Durante el siglo XIX pocos compositores volvieron a la forma barroca preludio-fuga. El uso de diapasones y otras técnicas relegó al método temperado y el experimento de Bach de variar la afinación en función del tema cahyó en desuso. En cuanto a la forma, los románticos independizaron al preludio, lo convirtieron en una obra total, una especie de sonata reducida, y se sacudieron el corsé de la fuga y el contrapunto (la necesidad de que todas las melodías o sujetos tengan su oportunidad de aparecer y concluir).
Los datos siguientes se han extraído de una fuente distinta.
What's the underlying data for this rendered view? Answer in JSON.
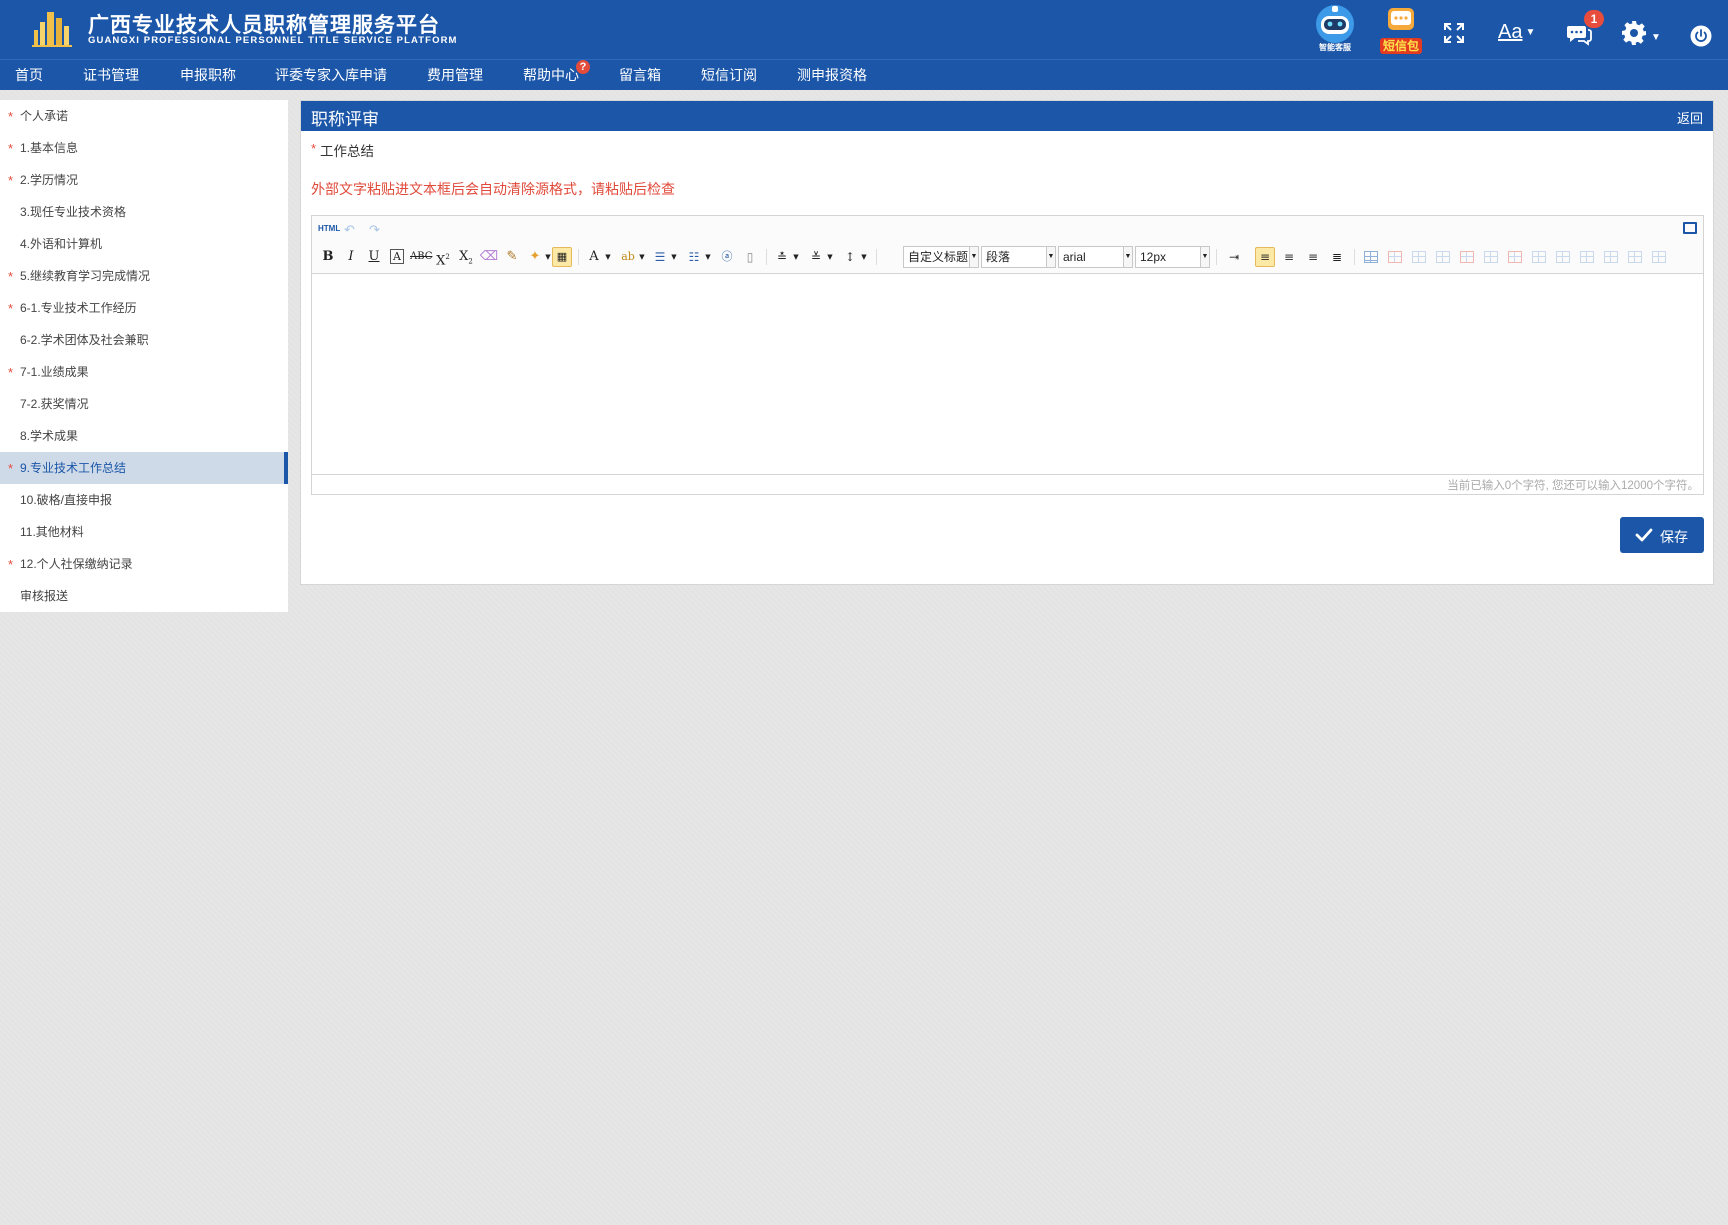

Claro que el Clavecín bien temperado se seguía usando en las academias, pero los compositores románticos, arrastrados por una loca necesidad de expresar cosas que estaban más allá de la música, dejaron de escribir bajo su influencia, si bien tanto Chopin como el posromántico Rachmaninov, entre otros, harían sus 24 preludios sin fuga u otros experimentos de tonalidad.
La versión de Shostakovich
Mellers dice que para la creatividad de Shostakovich, el redescubrimiento del Clavecín bien temperado fue “una cascada de agua fresca” que tendría efecto en su obra posterior (vendrían las fabulosas sinfonías 10 y 11, y sonatas y cuartetos extraordinarios). Sucedió, narra el reseñista, en el festival por los 200 años de la muerte de Bach, en Lepzig, en 1950. Siendo jurado de la competencia de piano, Shostakovich quedó sobrecogido por la interpretación de un joven pianista de “los 48” (los dos libros de preludios y fugas del gran maestro). A él le dedicó su propio libro de preludios y fugas; su “piano bien temperado”, que completó menos de un año después, en 1951.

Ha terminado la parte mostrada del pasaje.